Turnover : I firmly believe shift changes should be verbally handed off. Build a template for the days top items or most critical issues. List out the ongoing issues and any tickets being carried over with the status. Allot 15 minutes for the team to sit down with the printout and review it.
Contracts/SLA's:
We placed all of our systems in a bulk 99.999% uptime critical SLA. However, this was a mistake on our part and the lack of time to plan well when adapting to an ever-changing environment.
It would be best to setup your appliances/hardware in your ticket system and monitoring tool based on the SLA you intend to apply to it. Also ensure you include all hardware information: Supply Vendor, Support Vendor, Support coverage, ETR from Vendor, Replacement time.
There are many tools that do automated discovery on your network and monitors changes on the network. This is key if you have a changing environment. The more devices you have, the more difficult it is to pinpoint what a failed router or switch ACTUALLY affects upstream or downstream.
If this is your chance, take the opportunity to map your hardware/software dependencies. If a switch fails and it provides service to: example: db01 and db01 drives the service in another location. Then you should know that failure is there. It's far too common for companies to get so large they have no idea what the impact of 1 port failure in xyz does to the entire infrastructure.
Next: Build your monitoring infrastructure completely separate than the rest of the network. If you don't do switch redundancy (active/passive) on all of your systems or NIC teaming (active/passive) then ensure you do it at least on your monitoring systems.
Build your logging out in a PCI/SOX fashion. Ensure you have remote logging on everything, log retention based on your need. Tripwire with approved reports being sent weekly on the systems requiring PCI/SOX monitoring.
Remember, if your monitoring systems go down, your NOC is blind. It's highly recommend that the NOC have gateway/jump box systems available to all parts of the network. Run the management completely on RFC1918 for security.
Ensure all on-calls have access, use a VPN solution that requires a password + vpn keygen. Utilize TACACs/LDAP the most you can. Tighten everything. Log everything. I can't say that enough.
Enforce pw changes every 89 days, require strong passwords/non dictionary, etc.
Build an internal site, use a wiki-based format, allow the team the ability to add/modify with approval. Build a FAQ/Knowledgebase. Possibly create a forum so your team can post extra tips/notes, one-offs. Anything that may help new members or people who run across something in the middle of the night they may have never seen. This keeps from waking up your lead staff in the middle of the night.
On-calls: Always have a primary/secondary with a clear on-call procedure 'documented'.
Example (critical):
1. Issue occurs
2. Page on-call within 10 minutes
3. Allow 10 minutes for return call.
4. Page again
5. Allow 5 minutes
6. Page secondary
Etc.
Ensure the staff documents every step they take and they copy/paste every page they send into the ticket system.
Build templated paging formats.

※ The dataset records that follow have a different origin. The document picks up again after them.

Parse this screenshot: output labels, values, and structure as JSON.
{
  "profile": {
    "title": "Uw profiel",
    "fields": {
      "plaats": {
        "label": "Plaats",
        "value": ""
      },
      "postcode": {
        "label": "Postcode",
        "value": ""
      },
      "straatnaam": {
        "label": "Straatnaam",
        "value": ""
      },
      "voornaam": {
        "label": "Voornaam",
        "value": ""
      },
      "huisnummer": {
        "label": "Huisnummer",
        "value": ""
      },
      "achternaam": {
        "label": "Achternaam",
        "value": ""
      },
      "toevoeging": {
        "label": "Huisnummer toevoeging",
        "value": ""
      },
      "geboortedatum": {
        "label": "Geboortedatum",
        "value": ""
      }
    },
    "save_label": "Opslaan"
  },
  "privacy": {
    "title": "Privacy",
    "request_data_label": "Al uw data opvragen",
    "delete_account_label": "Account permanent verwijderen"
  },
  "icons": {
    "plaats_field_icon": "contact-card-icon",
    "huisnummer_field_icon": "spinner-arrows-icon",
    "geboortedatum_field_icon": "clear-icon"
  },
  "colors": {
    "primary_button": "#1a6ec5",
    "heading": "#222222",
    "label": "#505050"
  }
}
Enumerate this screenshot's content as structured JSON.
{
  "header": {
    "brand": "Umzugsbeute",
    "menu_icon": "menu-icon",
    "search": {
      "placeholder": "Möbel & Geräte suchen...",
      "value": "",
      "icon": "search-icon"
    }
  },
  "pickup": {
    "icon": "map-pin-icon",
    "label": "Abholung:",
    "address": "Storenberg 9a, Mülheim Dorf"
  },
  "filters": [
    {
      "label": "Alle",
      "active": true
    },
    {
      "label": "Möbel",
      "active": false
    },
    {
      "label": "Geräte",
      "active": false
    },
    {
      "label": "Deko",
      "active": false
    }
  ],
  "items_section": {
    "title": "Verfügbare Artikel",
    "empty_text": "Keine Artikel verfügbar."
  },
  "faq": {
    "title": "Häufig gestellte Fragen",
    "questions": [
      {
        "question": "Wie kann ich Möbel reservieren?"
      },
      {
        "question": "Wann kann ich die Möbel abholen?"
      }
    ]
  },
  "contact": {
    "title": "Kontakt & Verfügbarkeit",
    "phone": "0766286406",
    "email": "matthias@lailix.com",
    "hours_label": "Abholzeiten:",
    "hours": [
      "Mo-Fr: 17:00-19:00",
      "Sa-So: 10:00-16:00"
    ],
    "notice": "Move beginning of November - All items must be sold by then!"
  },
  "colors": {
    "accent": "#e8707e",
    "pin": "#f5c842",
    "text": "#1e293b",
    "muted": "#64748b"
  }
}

Understand that most txt messages with several carriers have hard limits. Use something like:
Time InitialsofNOCPerson SystemAlerting Error CallbackNumber
(Ie. 14:05 KH nycgw01 System reports down 555-555-5555 xt103)
Use a paging internal website/software or as mentioned, something like Alarmpoint.
There is nothing more frustrating for an on-call to be paged and have no idea who to call back, who paged, or what the number is.
I've written so much my fingers hurt from these Blackberry keys. Hope this information helps a little.
Best of luck,
-Kevin
Excuse the spelling/punctuation... This is from my mobile.